Sir,
We read with interest the article in the May 2003 issue by Hosalker et al1 entitled 'Linear sebaceous naevus syndrome and resistant rickets'.
The first patient (case 1 ) is now being followed up at our hospital. The authors mentioned that when he was discharged after follow-up he was walking independently. Unfortunately, he is not doing as well as we had hoped.

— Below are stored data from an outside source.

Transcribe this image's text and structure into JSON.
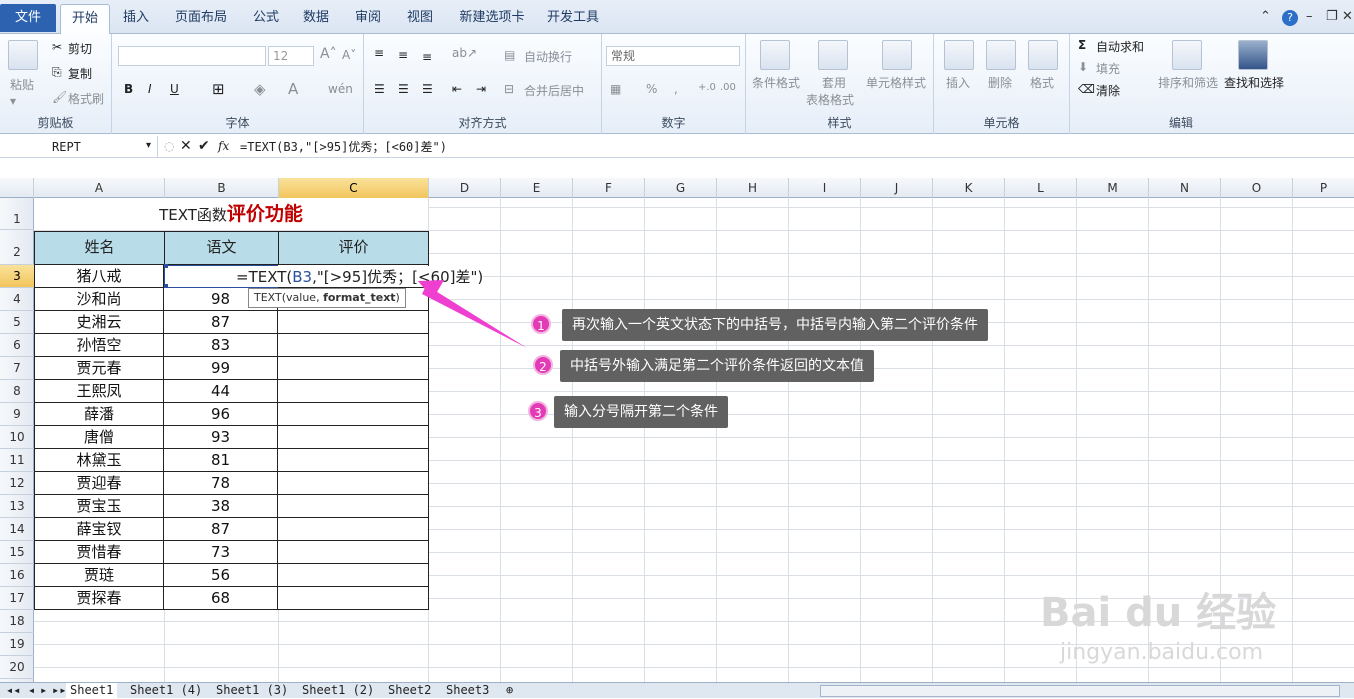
{
  "tabs": [
    "文件",
    "开始",
    "插入",
    "页面布局",
    "公式",
    "数据",
    "审阅",
    "视图",
    "新建选项卡",
    "开发工具"
  ],
  "ribbon": {
    "clipboard": {
      "paste": "粘贴",
      "cut": "剪切",
      "copy": "复制",
      "format_painter": "格式刷",
      "label": "剪贴板"
    },
    "font": {
      "size": "12",
      "bold": "B",
      "italic": "I",
      "underline": "U",
      "label": "字体"
    },
    "align": {
      "wrap": "自动换行",
      "merge": "合并后居中",
      "label": "对齐方式"
    },
    "number": {
      "format": "常规",
      "percent": "%",
      "comma": ",",
      "label": "数字"
    },
    "style": {
      "conditional": "条件格式",
      "table1": "套用",
      "table2": "表格格式",
      "cell_style": "单元格样式",
      "label": "样式"
    },
    "cells": {
      "insert": "插入",
      "delete": "删除",
      "format": "格式",
      "label": "单元格"
    },
    "edit": {
      "autosum": "自动求和",
      "fill": "填充",
      "clear": "清除",
      "sort": "排序和筛选",
      "find": "查找和选择",
      "label": "编辑"
    }
  },
  "formula_bar": {
    "name_box": "REPT",
    "fx": "fx",
    "formula": "=TEXT(B3,\"[>95]优秀；[<60]差\")"
  },
  "columns": [
    "A",
    "B",
    "C",
    "D",
    "E",
    "F",
    "G",
    "H",
    "I",
    "J",
    "K",
    "L",
    "M",
    "N",
    "O",
    "P"
  ],
  "rows": [
    "1",
    "2",
    "3",
    "4",
    "5",
    "6",
    "7",
    "8",
    "9",
    "10",
    "11",
    "12",
    "13",
    "14",
    "15",
    "16",
    "17",
    "18",
    "19",
    "20"
  ],
  "sheet": {
    "title_prefix": "TEXT函数",
    "title_emph": "评价功能",
    "headers": [
      "姓名",
      "语文",
      "评价"
    ],
    "names": [
      "猪八戒",
      "沙和尚",
      "史湘云",
      "孙悟空",
      "贾元春",
      "王熙凤",
      "薛潘",
      "唐僧",
      "林黛玉",
      "贾迎春",
      "贾宝玉",
      "薛宝钗",
      "贾惜春",
      "贾琏",
      "贾探春"
    ],
    "scores": [
      "",
      "98",
      "87",
      "83",
      "99",
      "44",
      "96",
      "93",
      "81",
      "78",
      "38",
      "87",
      "73",
      "56",
      "68"
    ],
    "edit_pre": "=TEXT(",
    "edit_ref": "B3",
    "edit_post": ",\"[>95]优秀；[<60]差\")",
    "tooltip_a": "TEXT(value, ",
    "tooltip_b": "format_text",
    ")": ")"
  },
  "callouts": [
    {
      "n": "1",
      "text": "再次输入一个英文状态下的中括号，中括号内输入第二个评价条件"
    },
    {
      "n": "2",
      "text": "中括号外输入满足第二个评价条件返回的文本值"
    },
    {
      "n": "3",
      "text": "输入分号隔开第二个条件"
    }
  ],
  "sheet_tabs": [
    "Sheet1",
    "Sheet1 (4)",
    "Sheet1 (3)",
    "Sheet1 (2)",
    "Sheet2",
    "Sheet3"
  ],
  "watermark": "Bai du 经验",
  "watermark2": "jingyan.baidu.com"
}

He presented to us at 12 years of age having outgrown his Rush nail. He had a right tibia recurvatum deformity with extrusion of the Rush nail from the bone and a leg length discrepancy of 6 cm. Since then, he has undergone revision of the Rush nails in both tibiae and an epiphysiodesis of the upper left tibia. The bone quality of the tibiae has always been poor due to his disease and stress shielding. Despite bone grafting of the right tibia at the time of repeating nailing, the bone quality remains poor. he is now 16-years-old and prefers full-time use of a wheelchair. which is fortuitous because the management of fractures of his tibiae would be exceedingly complex. Needless to say, his compliance with medical treatment has been appalling.
B. GUHAN. Clinical Fellow
R. D. D. DUNCAN. Consultant Orthopaedic Surgeon
Royal Hospital for Sick Children
Glasgow. Scotland.
1. Hosalker HS, Jones DH, Offiah A, Hall C. Linear sebaceous naevus syndrome and resistant rickets. J Bone Joint Surg [Br] 2003: 85-B: 578-83.
Author's reply:
Sir,
We thank Messrs Guhan and Duncan for describing a finding, which is gradually becoming apparent to us. Their patient (our case 1) is deteriorating after initial good progress. The lack of compliance with medical treatment is also noted.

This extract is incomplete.